After a number of early glitches, NFL coaches and game officials are starting to get the hang of the league's new replay system. League executives now believe replay is working as intended but caution that it never was supposed to be a fail-safe system.
"We're pleased with the way it's going," said George Young, a league vice president in charge of overseeing replay, among other duties. "It was never meant to correct everything, but we haven't heard any complaints the last few weeks and it seems to be running pretty smoothly."
After 143 games, officials have been asked to review 106 plays, and 31 have been reversed. Of the 106 reviews, 73 have been prompted by coaches' challenges, the others by replay officials during the final two minutes of a half.
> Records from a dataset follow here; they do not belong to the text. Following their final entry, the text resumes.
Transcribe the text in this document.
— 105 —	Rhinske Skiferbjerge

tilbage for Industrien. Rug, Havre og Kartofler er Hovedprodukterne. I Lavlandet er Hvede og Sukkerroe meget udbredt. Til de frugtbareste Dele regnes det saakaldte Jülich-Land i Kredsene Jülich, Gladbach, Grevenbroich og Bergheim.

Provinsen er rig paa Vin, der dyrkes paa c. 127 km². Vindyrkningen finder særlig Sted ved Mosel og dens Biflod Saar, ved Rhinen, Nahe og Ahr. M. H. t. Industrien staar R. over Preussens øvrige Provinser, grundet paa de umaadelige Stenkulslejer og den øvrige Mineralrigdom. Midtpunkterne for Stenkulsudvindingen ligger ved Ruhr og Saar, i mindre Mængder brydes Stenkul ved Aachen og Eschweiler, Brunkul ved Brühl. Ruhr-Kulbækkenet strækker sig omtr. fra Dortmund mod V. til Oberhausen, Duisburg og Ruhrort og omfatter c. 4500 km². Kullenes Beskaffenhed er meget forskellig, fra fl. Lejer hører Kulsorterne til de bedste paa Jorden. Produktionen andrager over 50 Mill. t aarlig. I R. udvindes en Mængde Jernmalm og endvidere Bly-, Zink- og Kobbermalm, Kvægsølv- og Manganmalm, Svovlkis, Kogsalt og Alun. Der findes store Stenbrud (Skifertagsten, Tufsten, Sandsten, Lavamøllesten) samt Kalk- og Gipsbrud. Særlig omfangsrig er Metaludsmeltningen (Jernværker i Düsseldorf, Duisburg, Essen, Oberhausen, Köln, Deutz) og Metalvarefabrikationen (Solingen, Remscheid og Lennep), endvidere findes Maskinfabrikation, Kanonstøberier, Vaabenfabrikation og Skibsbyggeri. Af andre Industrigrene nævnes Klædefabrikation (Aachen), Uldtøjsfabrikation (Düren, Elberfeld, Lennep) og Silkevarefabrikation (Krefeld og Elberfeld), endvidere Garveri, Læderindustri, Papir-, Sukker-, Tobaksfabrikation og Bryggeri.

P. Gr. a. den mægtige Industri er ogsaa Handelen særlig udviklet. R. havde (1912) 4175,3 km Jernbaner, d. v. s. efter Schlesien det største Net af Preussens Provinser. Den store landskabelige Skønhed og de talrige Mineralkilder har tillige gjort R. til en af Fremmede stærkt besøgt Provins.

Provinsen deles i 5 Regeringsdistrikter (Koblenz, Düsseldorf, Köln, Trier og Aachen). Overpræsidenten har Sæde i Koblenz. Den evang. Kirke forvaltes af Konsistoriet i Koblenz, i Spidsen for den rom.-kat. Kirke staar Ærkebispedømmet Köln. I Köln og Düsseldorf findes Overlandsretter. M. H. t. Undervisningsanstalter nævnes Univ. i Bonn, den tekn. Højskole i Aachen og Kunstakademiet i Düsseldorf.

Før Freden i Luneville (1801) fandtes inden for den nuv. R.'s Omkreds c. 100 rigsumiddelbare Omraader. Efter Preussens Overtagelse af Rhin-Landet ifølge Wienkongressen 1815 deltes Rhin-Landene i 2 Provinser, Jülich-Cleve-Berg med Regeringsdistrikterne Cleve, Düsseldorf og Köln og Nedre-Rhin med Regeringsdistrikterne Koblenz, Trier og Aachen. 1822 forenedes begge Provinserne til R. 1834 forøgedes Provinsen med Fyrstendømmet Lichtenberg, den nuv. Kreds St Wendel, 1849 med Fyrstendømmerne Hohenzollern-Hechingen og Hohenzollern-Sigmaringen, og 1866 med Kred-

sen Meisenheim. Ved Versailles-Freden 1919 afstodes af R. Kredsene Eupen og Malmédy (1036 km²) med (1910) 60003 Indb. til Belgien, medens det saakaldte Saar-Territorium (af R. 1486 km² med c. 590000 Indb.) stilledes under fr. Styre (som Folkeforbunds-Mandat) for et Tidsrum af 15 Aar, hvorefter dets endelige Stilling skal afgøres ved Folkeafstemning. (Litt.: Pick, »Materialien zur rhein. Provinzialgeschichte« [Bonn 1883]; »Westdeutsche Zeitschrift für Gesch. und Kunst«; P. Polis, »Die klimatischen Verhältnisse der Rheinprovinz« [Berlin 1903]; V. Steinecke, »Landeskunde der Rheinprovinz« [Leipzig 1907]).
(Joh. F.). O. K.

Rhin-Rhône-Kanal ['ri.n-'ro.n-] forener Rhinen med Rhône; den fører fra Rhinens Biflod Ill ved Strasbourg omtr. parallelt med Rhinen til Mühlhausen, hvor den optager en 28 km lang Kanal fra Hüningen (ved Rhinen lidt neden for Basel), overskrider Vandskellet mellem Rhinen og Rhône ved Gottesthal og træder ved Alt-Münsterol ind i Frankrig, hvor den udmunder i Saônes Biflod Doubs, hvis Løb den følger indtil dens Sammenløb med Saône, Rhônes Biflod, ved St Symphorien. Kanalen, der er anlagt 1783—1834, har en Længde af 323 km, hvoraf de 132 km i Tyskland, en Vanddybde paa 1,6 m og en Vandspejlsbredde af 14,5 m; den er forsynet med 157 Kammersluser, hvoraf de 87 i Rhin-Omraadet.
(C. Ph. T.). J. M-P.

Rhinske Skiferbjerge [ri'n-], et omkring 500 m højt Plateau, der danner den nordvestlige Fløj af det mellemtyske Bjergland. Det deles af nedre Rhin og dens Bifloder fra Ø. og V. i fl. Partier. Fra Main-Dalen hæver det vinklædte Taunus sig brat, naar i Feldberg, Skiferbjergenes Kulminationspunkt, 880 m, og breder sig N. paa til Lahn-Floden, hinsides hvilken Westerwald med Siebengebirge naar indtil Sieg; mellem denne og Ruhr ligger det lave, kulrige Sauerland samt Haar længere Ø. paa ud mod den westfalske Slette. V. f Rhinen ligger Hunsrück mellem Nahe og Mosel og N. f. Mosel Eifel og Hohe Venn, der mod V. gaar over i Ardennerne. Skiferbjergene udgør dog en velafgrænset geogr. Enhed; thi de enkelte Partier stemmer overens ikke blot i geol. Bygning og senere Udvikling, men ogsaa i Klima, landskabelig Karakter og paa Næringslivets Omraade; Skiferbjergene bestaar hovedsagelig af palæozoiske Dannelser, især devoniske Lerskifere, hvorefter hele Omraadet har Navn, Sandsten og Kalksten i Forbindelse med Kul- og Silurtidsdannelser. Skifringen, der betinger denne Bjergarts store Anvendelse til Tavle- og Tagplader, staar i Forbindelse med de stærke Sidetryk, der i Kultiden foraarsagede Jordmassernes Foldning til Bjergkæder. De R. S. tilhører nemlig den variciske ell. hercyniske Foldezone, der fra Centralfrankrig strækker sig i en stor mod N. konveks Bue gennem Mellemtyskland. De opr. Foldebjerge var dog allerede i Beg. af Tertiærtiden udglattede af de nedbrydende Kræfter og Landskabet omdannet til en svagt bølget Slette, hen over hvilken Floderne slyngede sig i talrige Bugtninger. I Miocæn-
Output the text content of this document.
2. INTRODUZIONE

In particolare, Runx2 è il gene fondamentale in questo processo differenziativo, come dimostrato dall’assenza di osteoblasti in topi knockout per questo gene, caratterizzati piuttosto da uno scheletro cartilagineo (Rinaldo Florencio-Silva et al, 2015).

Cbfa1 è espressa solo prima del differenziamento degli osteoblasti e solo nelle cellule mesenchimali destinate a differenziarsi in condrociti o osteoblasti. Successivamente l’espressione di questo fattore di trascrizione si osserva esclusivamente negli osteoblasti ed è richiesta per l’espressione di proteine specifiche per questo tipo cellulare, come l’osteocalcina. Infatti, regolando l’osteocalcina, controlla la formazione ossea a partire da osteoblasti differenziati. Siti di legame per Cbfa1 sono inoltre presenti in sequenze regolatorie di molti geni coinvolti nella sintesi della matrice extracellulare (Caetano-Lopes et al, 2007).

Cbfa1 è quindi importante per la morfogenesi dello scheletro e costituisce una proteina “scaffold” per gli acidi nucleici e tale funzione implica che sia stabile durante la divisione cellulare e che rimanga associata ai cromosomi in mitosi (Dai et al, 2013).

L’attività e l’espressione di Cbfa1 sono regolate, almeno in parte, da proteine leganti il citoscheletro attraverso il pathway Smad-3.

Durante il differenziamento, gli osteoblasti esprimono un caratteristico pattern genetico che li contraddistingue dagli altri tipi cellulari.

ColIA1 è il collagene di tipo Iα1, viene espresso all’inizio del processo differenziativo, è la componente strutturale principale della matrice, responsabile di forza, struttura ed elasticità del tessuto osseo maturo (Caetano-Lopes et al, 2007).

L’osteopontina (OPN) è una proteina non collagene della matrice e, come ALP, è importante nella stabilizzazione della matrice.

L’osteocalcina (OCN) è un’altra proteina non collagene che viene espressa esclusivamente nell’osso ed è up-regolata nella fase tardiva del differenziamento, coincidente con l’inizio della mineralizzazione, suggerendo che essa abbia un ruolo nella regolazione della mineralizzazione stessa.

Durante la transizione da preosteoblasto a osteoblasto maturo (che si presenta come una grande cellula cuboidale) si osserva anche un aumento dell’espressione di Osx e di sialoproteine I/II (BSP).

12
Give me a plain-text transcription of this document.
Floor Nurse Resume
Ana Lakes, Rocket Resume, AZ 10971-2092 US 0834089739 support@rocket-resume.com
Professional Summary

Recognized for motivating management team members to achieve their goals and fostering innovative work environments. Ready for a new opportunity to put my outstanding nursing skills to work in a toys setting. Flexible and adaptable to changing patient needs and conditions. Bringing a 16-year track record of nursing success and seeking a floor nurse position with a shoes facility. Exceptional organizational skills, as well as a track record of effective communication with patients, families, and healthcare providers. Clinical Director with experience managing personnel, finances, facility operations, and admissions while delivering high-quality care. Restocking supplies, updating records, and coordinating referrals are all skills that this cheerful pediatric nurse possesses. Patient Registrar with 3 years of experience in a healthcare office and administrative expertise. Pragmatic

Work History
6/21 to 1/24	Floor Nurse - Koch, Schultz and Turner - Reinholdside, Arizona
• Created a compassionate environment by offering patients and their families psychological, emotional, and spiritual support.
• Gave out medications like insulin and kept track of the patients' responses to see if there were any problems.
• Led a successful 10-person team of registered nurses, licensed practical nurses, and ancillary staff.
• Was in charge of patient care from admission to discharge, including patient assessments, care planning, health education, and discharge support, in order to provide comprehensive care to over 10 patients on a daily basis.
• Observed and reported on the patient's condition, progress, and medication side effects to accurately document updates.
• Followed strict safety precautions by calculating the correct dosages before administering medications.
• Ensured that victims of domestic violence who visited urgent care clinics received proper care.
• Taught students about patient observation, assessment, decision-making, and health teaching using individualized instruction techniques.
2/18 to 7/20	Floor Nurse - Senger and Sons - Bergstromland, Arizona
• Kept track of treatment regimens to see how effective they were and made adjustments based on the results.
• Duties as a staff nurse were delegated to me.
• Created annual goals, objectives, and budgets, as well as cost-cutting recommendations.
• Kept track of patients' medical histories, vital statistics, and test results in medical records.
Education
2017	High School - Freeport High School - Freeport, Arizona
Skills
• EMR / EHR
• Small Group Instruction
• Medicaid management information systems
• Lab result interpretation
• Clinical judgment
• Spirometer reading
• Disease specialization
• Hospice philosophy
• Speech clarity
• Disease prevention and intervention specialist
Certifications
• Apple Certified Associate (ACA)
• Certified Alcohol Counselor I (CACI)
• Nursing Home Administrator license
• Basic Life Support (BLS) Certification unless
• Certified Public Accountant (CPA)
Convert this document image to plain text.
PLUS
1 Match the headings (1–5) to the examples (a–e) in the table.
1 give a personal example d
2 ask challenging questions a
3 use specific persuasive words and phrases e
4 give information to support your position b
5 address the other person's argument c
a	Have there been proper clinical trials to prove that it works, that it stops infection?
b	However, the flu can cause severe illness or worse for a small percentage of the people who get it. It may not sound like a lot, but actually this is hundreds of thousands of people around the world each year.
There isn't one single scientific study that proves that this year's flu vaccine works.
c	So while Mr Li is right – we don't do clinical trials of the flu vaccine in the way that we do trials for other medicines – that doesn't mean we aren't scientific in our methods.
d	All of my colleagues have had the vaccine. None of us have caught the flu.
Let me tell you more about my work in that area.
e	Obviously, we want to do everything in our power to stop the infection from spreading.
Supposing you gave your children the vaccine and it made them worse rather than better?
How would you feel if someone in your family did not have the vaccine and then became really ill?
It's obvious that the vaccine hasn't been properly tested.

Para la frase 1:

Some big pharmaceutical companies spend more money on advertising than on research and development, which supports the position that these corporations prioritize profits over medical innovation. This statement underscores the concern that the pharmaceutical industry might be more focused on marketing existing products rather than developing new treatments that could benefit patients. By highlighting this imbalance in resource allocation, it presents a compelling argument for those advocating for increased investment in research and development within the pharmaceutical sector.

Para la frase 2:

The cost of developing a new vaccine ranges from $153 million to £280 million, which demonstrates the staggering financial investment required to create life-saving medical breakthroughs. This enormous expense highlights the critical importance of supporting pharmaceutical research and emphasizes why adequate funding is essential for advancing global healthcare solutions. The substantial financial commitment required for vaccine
Of the challenges by coaches, 21 have resulted in the original call being overturned. Ten the 33 reviews called for from the replay officials' booth have overturned on-field calls.
The league says the average review of a play is lasting 56 seconds from the time the referee puts on his headset and begins looking at a video monitor. The average time from the challenge to the start of the next play is 2 minutes 55 seconds, with games now averaging 3 hours 7 minutes--about four minutes more than last season.
There were six more quarterback changes around the NFL last weekend, increasing the season total to 55.
Only 11 teams have started the same quarterback in every game, including the Redskins (Brad Johnson), and 16 have started two different quarterbacks, because of injury or poor performance. Four have started three quarterbacks--the Jets, 49ers, Ravens and Bears.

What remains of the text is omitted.